Le chiamo montagne con il mio metro di europeo, che in realtà in Himalaya non sono neppure colline, ma quell’eccezionale varietà di doline scoscese che un regime di piogge intense può intagliare nell’immensa morena scistosa spinta chissà quando dai ghiacciai sulla pianura. Una formazione analoga al nostro Alpago, con la differenza che i valloni interni hanno le proporzioni che da noi hanno le grandi valli alpine.

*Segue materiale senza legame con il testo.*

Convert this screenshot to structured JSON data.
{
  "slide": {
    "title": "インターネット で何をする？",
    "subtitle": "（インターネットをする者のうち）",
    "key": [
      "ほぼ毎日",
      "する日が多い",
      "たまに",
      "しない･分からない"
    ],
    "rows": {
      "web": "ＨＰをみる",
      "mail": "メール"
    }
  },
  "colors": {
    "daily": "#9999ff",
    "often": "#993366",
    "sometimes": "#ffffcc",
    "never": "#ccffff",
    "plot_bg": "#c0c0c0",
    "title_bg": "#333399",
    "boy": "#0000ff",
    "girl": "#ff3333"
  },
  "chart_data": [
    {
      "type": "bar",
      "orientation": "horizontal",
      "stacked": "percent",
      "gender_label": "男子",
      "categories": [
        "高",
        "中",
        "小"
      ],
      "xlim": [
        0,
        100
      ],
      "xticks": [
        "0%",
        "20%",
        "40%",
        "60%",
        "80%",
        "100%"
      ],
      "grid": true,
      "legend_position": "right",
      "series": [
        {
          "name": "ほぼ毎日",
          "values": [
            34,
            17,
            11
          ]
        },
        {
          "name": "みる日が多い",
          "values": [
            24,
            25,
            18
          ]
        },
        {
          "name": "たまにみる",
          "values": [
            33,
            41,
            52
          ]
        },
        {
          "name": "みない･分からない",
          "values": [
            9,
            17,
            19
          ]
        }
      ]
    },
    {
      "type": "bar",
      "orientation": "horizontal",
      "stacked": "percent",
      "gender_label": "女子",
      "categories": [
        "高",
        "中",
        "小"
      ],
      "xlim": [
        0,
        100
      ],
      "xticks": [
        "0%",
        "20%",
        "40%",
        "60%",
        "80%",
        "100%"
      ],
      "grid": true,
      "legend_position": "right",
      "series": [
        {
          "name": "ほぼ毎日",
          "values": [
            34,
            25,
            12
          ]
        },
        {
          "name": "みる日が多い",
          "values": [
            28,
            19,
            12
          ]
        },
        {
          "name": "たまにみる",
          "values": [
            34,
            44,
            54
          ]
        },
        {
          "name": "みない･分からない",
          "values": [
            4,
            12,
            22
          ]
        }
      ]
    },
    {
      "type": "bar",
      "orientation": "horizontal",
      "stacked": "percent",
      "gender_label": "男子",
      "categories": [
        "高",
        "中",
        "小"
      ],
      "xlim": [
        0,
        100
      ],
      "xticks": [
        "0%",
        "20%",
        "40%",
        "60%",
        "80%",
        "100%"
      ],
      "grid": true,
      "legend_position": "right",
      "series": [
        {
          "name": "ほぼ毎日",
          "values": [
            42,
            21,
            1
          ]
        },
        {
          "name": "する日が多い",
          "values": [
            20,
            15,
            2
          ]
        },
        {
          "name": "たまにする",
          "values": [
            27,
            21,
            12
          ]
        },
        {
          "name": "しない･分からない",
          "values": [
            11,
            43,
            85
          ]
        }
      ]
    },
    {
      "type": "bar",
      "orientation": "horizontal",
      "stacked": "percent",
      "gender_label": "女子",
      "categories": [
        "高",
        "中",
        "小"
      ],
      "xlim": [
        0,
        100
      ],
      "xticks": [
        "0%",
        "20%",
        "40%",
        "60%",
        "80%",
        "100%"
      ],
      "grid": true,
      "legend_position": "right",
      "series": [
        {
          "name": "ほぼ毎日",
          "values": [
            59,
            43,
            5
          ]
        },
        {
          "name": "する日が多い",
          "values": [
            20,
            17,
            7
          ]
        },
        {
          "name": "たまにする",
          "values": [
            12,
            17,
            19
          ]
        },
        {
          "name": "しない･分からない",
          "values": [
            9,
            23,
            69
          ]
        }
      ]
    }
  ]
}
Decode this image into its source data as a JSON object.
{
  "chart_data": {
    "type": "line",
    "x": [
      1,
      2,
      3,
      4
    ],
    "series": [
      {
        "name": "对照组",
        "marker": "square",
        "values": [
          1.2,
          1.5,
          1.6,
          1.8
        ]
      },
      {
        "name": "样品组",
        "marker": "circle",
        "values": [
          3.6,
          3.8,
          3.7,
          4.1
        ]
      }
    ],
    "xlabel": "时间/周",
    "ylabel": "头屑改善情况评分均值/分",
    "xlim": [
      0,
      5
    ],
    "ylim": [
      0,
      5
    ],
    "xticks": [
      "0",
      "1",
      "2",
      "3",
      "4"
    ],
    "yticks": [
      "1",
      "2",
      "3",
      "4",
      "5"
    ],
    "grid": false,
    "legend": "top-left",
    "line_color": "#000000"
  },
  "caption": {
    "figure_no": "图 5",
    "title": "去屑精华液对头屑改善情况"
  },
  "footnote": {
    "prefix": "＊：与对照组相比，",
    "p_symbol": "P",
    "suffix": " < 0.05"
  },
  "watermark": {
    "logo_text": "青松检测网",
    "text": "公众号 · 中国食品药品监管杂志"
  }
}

La bassa velocità cui procediamo lascia il tempo di cogliere frammenti di vita quotidiana. Vorrei memorizzare con gli occhi quei cento piccoli particolari che dichiarano un paesaggio nel suo divenire interiore: lo stretto sentiero che attraversa il canalone di frana senz’altro sostegno che un muro a secco rampante, anzi aggrappato; il balenare di un volto assorto nella cornice di una finestra disegnata per esaltarlo; in un varco tra i rami, sul tronco attraverso un ruscello, i colori di bambini aggrappolati; il pervinca e l’arancio nello schiudersi dell’ala di un uccello grigio; gli sguardi, soprattutto, lucenti, profondi eppure aperti, curiosi ed eccitati al passaggio dell’automobile con gli stranieri; e mucche e bufali, dolcissimi, imperturbabili, balzani o giochevoli. I corvi sono presenza costante, con dei saltapicchi rossastri e talvolta alberi di avvoltoi dal lungo collo ripiegato tra le ali.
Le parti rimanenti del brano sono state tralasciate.